23 lutego 2016

Od Dragonixy cd. Sini

Oglądałyśmy rozsiadłe na kanapie i choć film był naprawdę świetny, zmęczenie po płaczu i niemałej dawce alkoholu brało górę. W momencie, kiedy postacie zostały zaatakowane przez jakiegoś niczemu nie podobnego stwora, odpłynęłam. Przyśniła mi się zielona polana pełna ciszy i spokoju...

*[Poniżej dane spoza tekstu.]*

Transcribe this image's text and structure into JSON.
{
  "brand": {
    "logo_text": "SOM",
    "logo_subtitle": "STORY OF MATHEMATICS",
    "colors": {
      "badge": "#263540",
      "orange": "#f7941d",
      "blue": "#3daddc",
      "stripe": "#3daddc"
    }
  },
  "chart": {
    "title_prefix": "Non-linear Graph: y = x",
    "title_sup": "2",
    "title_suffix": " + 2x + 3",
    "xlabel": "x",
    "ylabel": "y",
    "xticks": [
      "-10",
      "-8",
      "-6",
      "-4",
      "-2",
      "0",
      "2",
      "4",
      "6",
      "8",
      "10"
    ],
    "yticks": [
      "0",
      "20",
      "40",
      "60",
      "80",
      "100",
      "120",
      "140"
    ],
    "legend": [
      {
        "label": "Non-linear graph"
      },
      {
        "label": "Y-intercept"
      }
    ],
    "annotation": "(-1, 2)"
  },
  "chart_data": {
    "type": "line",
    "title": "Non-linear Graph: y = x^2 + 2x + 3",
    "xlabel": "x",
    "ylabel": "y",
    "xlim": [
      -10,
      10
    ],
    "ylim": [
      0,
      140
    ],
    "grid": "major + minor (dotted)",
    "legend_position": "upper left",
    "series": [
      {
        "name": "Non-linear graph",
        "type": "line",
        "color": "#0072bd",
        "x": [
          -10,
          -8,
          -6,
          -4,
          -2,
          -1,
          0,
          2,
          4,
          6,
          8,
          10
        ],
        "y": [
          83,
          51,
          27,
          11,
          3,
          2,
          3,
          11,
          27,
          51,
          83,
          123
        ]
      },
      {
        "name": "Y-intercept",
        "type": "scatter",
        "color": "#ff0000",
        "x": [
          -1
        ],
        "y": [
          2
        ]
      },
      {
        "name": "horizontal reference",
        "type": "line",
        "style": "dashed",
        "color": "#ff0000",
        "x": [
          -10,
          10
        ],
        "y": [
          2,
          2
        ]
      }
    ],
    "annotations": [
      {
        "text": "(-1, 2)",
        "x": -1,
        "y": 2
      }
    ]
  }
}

Rano leżałam sama na kanapie, okryta jedynie kocem. Nie miałam może kaca, ale suszyło mnie w gardle... Otworzyłam oczy i rozejrzałam się po pomieszczeniu. To była moja pierwsza noc, gdzie spałam w ludzkiej postaci i było mi wyjątkowo niewygodnie, wszystko mnie bolało... W dodatku, tak jak zazwyczaj miewam rano, zaczęłam się zastanawiać nad wydarzeniami z poprzedniego dnia. Przypomniał mi się nagle ten człowiek z nożami z pubu. Chciał coś ode mnie... Ale kto to był? Nagle zdałam sobie sprawę, że nie daje mi to powoli spokoju! Wstałam lekko chwiejnie i zaczęłam chodzić po pokoju, zastanawiając się. Czy to możliwe, żeby Throgall maczał w tym pazury? Nie, nie, to niemożliwe... On przecież zniknął. Zresztą, jakim cudem byłby niezauważony będąc nieumarłym nekromantą? Jakim cudem by przetrwał w tym świecie, gdzie zapanowali ludzie? Gdzieś jednak musiał się kryć... U bram Hadesu? Kit z Throgallem, kim był tamten człowiek i co ode mnie chciał? Może Throgall zawładnął nad jego duszą, a może to był on sam w nowym ciele?! Nie... Przecież Bezimienna rozprawiła się z nim z taką łatwością, a to bardzo potężny przeciwnik... Już nie miałam zupełnie pojęcia.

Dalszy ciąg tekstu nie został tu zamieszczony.